夜莺运维指南之自定义告警模板
1 需求背景
夜莺自带的告警模板,比较繁杂且一眼望去很难看出重要信息,这对故障的排查十分不利
现在需要开发出一款适合公司且比较简约的告警模板,更重要的是能够一眼能看出故障详情从而快速的排查故障。如
2 操作步骤
最简单的方法就是使用自定义脚本进行告警通知
完整的Python脚本如下:
#!/usr/bin/env python
# -*- coding: UTF-8 -*-
"""
代码功能: 定制飞书告警通知模板
"""
import datetime
import json
import requests
import sys # 导入 sys 模块,用于配置默认字符编码
reload(sys)
sys.setdefaultencoding('utf8') # 设置默认字符编码为 UTF-8,以确保处理 Unicode 数据时不会出现编码问题
class Sender(object):
def __init__(self, payload):
self.headers = {
"Content-Type": "application/json"
}
self.users = payload.get('event').get('notify_users_obj') # 获取所有接收通知的用户
self.is_recovered = payload.get('event').get('is_recovered') # 获取是否恢复
self.content = payload.get('tpls').get("feishu", "feishu not found")

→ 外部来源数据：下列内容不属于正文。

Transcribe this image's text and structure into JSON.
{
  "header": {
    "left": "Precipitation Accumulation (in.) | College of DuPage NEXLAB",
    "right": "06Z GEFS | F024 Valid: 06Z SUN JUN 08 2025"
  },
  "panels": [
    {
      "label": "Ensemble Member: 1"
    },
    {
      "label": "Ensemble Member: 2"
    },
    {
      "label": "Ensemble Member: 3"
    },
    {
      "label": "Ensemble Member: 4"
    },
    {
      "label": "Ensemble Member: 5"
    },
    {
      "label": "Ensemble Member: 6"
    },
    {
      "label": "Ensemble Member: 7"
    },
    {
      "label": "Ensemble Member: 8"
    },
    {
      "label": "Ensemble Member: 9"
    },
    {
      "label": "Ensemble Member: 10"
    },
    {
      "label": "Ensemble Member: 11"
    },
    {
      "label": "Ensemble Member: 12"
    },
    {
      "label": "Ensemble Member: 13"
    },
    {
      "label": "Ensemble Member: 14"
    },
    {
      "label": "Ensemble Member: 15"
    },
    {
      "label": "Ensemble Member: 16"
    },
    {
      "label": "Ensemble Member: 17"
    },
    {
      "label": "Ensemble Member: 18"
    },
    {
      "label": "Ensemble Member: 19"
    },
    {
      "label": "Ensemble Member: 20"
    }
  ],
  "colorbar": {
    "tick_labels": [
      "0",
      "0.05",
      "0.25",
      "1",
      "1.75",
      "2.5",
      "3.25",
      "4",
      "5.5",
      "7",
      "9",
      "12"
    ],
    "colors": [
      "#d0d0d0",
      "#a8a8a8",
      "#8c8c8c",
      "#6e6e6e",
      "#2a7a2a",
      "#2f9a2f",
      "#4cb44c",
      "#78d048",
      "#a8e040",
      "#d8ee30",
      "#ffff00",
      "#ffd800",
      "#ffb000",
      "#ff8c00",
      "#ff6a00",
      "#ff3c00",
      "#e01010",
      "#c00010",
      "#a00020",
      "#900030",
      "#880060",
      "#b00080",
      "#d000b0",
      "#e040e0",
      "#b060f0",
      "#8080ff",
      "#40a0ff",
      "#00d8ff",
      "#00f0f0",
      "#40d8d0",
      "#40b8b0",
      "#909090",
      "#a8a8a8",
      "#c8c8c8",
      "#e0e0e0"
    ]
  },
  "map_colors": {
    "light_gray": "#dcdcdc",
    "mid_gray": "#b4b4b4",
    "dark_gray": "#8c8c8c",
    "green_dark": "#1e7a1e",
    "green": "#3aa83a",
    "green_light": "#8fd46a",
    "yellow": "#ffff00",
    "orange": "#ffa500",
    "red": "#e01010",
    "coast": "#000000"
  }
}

self.hostname = payload.get('event').get('target_ident')
self.color = "red"
self.alert_headers = "夜莺监控异常告警"
self.status_text = "触发时值: "
if self.hostname.startswith("tps"):
self.monitor_url = "http://domain(脱敏域名)/dashboards/12?datasource=1&ident={0}".format(self.hostname)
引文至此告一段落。